Gulf | Yemen
Yemenis call for Saleh's help after being ousted from village
A group of Yemeni citizens have demanded President Ali Abdullah Saleh protect them after a tribal shaikh allegedly drove them from their village for not recognising his authority.
Sana'a: A group of Yemeni citizens have demanded President Ali Abdullah Saleh protect them after a tribal shaikh allegedly drove them from their village for not recognising his authority.
"We want to join the republic; we want to deal with the government, not with the shaikh," said one of the 100-strong group who arrived in Sana'a from the Al Ja'ashen district in Ibb province on Saturday.
They said they would demonstrate in Sana'a until their demands were met. A civil society organisation has allowed the demonstrators, who have been given money and blankets from charities, to use its yard to sleep in during their stay.
On of their placards, they wrote "He praises you with his poems but he expels us from our houses," an obvious reference to Shaikh Mohammad Ahmad Mansour, one of Saleh's 111 appointed advisors in the Shura Council.

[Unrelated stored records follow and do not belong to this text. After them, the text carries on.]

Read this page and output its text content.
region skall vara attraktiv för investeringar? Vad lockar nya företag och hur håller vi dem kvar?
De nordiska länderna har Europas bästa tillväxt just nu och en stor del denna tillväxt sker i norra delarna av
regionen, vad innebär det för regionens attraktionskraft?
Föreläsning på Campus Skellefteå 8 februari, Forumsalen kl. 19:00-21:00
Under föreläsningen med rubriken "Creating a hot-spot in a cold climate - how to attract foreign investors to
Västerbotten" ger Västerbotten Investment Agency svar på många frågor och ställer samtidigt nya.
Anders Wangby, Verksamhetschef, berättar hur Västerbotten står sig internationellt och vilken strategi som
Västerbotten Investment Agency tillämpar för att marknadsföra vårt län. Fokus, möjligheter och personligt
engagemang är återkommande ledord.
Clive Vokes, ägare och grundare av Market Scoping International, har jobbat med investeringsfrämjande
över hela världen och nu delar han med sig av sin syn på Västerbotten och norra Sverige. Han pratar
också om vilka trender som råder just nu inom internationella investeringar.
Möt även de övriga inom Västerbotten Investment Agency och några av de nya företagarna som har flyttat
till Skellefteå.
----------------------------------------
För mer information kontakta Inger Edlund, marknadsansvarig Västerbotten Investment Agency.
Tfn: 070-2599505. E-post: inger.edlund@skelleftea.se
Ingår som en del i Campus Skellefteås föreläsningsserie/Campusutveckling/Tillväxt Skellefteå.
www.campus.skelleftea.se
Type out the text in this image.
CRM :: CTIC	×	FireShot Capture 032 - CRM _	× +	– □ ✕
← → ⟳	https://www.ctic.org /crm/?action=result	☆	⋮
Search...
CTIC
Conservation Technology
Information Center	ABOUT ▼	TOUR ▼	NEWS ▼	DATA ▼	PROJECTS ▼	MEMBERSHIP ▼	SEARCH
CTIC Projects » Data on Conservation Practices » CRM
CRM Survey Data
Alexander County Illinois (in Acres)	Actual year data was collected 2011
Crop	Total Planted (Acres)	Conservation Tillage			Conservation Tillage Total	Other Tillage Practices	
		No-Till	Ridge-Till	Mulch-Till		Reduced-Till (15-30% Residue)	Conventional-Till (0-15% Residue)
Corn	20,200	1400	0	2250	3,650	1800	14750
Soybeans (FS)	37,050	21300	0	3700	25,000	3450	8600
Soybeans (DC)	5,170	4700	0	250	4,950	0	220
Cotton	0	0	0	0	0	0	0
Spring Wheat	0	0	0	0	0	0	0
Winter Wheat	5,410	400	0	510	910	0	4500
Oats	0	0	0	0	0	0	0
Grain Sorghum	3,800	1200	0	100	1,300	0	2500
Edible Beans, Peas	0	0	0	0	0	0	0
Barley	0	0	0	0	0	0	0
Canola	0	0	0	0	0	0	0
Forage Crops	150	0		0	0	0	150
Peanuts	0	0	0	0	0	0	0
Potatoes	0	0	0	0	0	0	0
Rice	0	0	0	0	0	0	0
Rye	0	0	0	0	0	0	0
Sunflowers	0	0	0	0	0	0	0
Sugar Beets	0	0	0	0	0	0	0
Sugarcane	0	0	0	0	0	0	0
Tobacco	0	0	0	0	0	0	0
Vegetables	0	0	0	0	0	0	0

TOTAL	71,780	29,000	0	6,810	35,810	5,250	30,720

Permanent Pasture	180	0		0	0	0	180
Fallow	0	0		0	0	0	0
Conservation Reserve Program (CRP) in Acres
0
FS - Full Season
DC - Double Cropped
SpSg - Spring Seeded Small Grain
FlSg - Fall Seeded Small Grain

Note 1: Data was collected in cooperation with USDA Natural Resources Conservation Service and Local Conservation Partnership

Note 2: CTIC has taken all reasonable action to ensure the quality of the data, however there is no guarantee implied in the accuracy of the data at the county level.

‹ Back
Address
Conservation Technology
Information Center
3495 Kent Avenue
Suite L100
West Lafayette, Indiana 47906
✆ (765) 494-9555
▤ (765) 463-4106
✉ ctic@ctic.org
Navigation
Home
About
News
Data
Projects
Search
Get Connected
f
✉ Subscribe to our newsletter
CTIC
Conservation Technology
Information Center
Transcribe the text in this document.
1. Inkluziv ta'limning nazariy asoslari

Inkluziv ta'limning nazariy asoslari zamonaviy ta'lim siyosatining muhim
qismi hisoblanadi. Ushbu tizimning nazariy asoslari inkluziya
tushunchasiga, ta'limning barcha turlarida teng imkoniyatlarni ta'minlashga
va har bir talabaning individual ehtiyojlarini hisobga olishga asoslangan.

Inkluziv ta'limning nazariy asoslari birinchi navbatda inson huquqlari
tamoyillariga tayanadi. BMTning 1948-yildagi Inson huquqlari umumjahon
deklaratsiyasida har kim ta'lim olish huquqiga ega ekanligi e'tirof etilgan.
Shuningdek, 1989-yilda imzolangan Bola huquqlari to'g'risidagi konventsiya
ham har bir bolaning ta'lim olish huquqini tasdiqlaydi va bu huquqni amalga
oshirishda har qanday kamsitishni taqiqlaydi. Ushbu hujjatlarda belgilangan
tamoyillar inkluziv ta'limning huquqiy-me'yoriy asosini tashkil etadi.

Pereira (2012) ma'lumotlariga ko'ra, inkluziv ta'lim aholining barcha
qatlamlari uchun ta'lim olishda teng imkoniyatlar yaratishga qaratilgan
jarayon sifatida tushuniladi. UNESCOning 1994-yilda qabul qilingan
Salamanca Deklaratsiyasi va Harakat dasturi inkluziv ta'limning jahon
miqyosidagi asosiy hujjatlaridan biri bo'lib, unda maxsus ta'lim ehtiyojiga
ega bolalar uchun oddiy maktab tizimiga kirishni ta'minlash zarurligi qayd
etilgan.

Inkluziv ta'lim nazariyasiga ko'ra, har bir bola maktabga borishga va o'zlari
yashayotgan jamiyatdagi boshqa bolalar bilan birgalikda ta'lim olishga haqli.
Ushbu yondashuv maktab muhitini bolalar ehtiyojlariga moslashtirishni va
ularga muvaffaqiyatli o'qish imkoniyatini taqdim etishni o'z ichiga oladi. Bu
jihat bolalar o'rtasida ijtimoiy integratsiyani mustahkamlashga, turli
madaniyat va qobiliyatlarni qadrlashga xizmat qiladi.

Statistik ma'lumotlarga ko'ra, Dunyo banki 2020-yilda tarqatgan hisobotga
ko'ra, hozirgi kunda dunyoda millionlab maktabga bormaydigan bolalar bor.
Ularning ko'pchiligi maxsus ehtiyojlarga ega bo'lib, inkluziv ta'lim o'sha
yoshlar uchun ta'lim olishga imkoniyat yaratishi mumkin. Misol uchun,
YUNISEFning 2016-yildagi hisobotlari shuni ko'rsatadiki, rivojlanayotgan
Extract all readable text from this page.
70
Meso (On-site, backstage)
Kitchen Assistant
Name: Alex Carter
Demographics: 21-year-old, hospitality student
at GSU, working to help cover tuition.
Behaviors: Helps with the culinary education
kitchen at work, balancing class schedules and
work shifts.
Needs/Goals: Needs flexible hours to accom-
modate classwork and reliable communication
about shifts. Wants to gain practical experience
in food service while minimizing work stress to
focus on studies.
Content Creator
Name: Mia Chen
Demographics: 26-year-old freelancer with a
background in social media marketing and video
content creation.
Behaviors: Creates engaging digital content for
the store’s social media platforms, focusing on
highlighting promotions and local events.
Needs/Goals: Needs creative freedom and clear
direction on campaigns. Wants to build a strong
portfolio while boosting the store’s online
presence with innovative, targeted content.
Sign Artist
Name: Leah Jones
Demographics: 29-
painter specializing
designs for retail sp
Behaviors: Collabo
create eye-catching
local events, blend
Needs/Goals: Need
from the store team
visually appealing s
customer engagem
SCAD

Shaikh Mansour has written famous poetry praising Yemeni and Arab presidents, kings and princes. The displaced men told Gulf News the shaikh's soldiers came to their village of Al Anseen, asking residents to pay 10 per cent of their income as a tax to the shaikh. They refused saying they would only pay it to the government, as is the law.
"Then his soldiers started to take our property and livestock by force, so we have come here to tell the public what's happening," one of them said.
Lies
Tribal shaikhs taking the law into their own hands is common practice here, especially in rural areas where central government control is weak.
Shaikh Mansour, however, denied the allegations.
"All this is lies," said the shaikh, who spends most of his time in Sana'a leaving his family to supervise his property and land leased to Al Ja'ashen residents, "the shaikh's kingdom" as the demonstrators described it.
Last year, about 100 citizens also from Al Ja'ashen came to Sana'a accusing Shaikh Mansour of dismissing them from their villages of Al Safah and Ruash attracting the attention of the media and human rights groups.
After public pressure, the government returned the men to their villages and told them to pay duty to it rather than to the shaikh.
"We are fine now. We deal with the government. We have joined the republic," said Mohammad Mane'e, who came to Sana'a to support the Al Anseen villagers.
At the time, the shaikh told officials and the media that the demonstrators were his tenants and he was only asking for rent.
Most of the current demonstrators said they were not tenants and wanted to pay tax directly to the government.
"We are not here to deny his land, we are here to refuse his control over us outside the law, " said one.